Semuc Champey means “where the river hides under the earth” in a Mayan dialect. Here is the somewhat less mystic explanation of what it is: It is a natural limestone bridge covering the Cahabón river. On top, there is a series of turquoise shimmering pools filled with the clear water of the river. It is a natural monument of Guatemala, situated in the department of Alta Verapaz, east of Cobán.
To me that sounded pretty good. My school organizes weekend trips, and visiting Semuc Champey was one of them. Friday at noon, I hopped on one of the two minivans, along with 12 other students of the school. The drive was long. On our way, we passed through Guatemala City, where once again I got struck by the bad air quality in this city. We were all so glad once we left this “monster” city behind us, allowing us to breathe more easily.
The ride was long, and I was glad to see a signpost reading “Lanquín, 11 km”. Lanquín was the destination for the day. Well… That 11 kilometers took us more than an hour. Going down 800 m of altitude on a dirt road at night takes some time. We were glad when we made it to the Hostel in Lanquín, where we got dinner and a bed.
The next morning it was raining. Bad luck. The adventure level got cranked up a nudge when we were loaded on the back of a small pick-up truck like cattle. The road that we were about to take was not suited for our minivans. This final bit to the Semuc Champey national monument took us a little more than 30 mins, passing small villages where the life is really basic. As far as I could tell these towns had no electricity available. Along the way there was a big advertisement board, advertising latest technology CAT-scans, which I thought was kind of ironic. Too bad that I was not able to take a picture of that. After this adventurous ride which seemed to last forever we finally arrived at our destination. It was still raining. After dropping our luggage in the hostel (which only had electricity in the evening, powered by a generator), we went for a hike to finally see the pools. We hiked up to the view point, which was very steep and due to the rain also slippery. At the top, we didn’t see anything, the view was obscured by heavy fog. Just as we were about to leave, it cleared up a little bit, and we were able to catch a glimpse of the pools. Magnificent!
Going down was not any easier than climbing up, and I was glad when we reached the pools. I didn’t feel well at that point, shaky on my legs and I was freezing. I think it was a good decision to skip the swim in the pools.

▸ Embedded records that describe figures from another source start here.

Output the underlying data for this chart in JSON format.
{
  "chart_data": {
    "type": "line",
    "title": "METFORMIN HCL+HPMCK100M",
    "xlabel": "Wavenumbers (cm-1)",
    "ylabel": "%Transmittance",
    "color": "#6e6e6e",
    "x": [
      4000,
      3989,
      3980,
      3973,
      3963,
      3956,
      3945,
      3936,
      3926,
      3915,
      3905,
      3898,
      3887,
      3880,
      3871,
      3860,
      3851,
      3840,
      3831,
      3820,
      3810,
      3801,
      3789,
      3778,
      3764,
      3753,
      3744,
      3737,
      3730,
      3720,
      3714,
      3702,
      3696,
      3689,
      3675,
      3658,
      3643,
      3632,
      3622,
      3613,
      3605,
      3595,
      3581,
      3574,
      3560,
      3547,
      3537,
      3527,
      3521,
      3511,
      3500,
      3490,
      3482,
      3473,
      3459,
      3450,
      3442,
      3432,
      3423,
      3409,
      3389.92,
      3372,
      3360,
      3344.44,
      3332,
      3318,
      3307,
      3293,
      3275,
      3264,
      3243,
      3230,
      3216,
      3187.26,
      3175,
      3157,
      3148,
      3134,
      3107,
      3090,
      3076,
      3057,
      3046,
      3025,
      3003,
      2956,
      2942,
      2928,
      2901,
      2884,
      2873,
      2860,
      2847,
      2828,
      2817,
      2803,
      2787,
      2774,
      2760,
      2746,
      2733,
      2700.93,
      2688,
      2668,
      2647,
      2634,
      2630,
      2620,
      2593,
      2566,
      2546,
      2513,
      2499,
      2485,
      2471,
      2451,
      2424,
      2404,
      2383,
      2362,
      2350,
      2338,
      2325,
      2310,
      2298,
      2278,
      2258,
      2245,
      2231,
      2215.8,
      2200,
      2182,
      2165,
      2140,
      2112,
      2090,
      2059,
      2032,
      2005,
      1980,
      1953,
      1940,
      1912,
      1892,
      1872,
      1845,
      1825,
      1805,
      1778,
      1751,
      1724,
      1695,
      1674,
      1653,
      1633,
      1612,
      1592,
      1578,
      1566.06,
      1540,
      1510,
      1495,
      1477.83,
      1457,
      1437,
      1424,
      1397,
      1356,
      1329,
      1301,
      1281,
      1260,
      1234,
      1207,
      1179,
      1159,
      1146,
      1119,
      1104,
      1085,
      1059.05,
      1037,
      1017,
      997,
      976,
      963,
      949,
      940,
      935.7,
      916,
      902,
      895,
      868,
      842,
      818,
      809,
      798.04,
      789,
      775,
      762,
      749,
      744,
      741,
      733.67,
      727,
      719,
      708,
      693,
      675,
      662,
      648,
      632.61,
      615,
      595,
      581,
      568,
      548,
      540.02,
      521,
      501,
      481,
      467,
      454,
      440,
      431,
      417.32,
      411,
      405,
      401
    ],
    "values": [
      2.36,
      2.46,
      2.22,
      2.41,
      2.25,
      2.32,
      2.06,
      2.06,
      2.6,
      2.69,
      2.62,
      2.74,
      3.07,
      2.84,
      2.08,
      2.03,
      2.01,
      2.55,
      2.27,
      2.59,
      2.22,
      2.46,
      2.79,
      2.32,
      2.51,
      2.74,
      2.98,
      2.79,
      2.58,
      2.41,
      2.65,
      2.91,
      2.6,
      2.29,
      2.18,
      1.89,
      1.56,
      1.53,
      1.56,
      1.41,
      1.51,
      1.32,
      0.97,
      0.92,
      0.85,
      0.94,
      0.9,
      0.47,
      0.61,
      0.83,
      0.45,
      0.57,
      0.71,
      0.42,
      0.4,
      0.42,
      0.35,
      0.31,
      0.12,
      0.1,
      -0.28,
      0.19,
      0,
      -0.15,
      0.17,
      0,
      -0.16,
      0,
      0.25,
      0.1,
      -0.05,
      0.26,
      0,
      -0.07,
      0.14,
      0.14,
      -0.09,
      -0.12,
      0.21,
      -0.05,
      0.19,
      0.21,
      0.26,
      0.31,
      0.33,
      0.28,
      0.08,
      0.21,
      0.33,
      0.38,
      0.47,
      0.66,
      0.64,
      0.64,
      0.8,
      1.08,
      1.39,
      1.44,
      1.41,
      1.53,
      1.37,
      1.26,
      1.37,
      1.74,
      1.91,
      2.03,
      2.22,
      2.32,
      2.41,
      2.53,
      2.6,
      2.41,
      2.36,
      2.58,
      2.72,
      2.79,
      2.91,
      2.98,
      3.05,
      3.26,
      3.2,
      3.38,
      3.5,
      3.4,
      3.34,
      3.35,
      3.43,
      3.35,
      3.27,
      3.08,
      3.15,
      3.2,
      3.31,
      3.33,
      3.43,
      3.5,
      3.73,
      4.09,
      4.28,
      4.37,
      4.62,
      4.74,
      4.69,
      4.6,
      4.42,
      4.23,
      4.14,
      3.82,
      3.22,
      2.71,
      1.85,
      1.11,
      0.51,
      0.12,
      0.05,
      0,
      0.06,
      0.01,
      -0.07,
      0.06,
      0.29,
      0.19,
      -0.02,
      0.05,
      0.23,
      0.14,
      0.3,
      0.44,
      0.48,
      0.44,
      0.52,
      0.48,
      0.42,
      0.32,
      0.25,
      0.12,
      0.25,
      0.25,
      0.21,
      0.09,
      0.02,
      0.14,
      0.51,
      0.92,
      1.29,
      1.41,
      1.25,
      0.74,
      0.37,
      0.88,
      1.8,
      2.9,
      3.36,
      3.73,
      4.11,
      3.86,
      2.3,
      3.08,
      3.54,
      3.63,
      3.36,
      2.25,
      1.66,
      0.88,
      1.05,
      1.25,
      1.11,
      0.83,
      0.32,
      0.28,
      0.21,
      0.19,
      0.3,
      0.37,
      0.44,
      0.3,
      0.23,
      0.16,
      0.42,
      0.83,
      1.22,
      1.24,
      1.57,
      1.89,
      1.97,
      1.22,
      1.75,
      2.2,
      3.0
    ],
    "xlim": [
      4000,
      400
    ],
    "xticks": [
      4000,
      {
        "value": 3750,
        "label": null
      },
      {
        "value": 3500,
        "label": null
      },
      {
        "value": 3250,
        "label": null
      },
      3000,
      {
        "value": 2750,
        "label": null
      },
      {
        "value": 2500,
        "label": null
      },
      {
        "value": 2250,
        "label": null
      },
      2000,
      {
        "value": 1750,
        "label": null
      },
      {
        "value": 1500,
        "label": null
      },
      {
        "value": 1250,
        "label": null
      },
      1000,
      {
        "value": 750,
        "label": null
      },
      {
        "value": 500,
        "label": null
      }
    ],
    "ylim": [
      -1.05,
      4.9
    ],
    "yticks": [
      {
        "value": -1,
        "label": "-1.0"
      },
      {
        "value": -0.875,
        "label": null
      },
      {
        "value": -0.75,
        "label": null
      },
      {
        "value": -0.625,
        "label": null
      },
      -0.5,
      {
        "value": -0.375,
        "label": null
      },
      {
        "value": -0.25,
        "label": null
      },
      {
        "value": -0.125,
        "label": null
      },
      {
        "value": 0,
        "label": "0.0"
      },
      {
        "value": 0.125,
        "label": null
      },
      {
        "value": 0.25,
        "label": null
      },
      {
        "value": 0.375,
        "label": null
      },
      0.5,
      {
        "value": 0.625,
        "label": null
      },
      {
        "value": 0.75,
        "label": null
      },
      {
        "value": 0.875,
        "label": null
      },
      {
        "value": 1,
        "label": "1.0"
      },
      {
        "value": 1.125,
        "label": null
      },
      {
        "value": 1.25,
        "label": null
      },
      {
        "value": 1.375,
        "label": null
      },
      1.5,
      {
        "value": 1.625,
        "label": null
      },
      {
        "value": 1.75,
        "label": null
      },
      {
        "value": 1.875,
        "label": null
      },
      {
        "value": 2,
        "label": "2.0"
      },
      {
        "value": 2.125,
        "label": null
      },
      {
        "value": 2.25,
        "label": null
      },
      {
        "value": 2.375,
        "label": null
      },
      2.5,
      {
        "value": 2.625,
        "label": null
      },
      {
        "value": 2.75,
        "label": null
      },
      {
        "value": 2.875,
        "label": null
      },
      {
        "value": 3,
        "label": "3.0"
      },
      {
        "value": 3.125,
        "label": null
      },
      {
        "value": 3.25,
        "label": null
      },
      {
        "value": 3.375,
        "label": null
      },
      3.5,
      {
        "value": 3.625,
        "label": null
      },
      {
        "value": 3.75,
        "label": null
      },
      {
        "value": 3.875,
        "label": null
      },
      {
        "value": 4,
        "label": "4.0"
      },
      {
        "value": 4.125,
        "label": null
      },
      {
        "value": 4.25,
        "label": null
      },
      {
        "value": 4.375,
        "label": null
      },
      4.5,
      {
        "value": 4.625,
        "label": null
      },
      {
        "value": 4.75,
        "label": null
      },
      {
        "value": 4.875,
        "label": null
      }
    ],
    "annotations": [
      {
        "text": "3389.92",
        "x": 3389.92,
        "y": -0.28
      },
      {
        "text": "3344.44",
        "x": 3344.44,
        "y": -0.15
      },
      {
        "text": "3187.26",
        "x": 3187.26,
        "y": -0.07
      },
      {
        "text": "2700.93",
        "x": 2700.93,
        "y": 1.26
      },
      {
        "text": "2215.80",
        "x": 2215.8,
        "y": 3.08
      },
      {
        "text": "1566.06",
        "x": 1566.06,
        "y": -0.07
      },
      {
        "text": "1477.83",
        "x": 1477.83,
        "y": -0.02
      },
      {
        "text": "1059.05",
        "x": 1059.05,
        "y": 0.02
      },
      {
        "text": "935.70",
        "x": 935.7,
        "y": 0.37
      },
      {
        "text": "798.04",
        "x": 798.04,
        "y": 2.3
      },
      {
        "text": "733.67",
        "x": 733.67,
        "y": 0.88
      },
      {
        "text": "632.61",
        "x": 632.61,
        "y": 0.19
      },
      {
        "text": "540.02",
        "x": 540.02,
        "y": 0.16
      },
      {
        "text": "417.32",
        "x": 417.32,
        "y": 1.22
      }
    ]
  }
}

Instead, I went to explore the place from outside the water.
After lunch I felt better, and we visited the K’an-Ba caves just next to Semuc Champey. The way back to the end of the cave was a mix of walking on solid ground, walking through water, climbing over rocks, squeezing through narrow gaps and swimming, illuminated by candles that we brought along. A very interesting experience, but I was glad when I saw daylight again and I was without any scratches, bruises or cuts.
We capped off this adventurous afternoon by a short tubing tour on the Cahabón river. While we floated down on our inflatable rings, local kids tried to sell us beer and chocolate, even the fact that we didn’t have any money with us didn’t seem to bother them. We were told that we could always come back and pay them later. In any case we refused, the thought of a shower, dry and warm clothes and a roof over our head was stronger than beer and chocolate. In the meantime, they turned on the generator, and we had dinner, a drink or two, and played some games.
Early in the morning, at 6 o’clock to be more specific, the pick-up truck for the ride back was waiting for us. Nobody was looking forward to it, but I guess we had no choice. We were also a bit worried about the condition of the road, since the rain had not stopped until early in the morning. The truck handled this situation without any issues. In Lanquín, the comfy minivans were waiting for us. We immediately took off for Cobán, where we had a delicious brunch. We made a very short sightseeing tour in Cobán as well, visiting the market and the triangular main square with its monument, which I thought is somewhat out of place. Maybe it was also the bad weather, it was still raining. You can judge yourself. I think the view from the view point where we stopped was way more beautiful, even with a lot of clouds.
After another 5 hours in the minivan, we finally arrived in Antigua Guatemala, where the sun was illuminating the bright colorful colonial buildings. It was like coming home.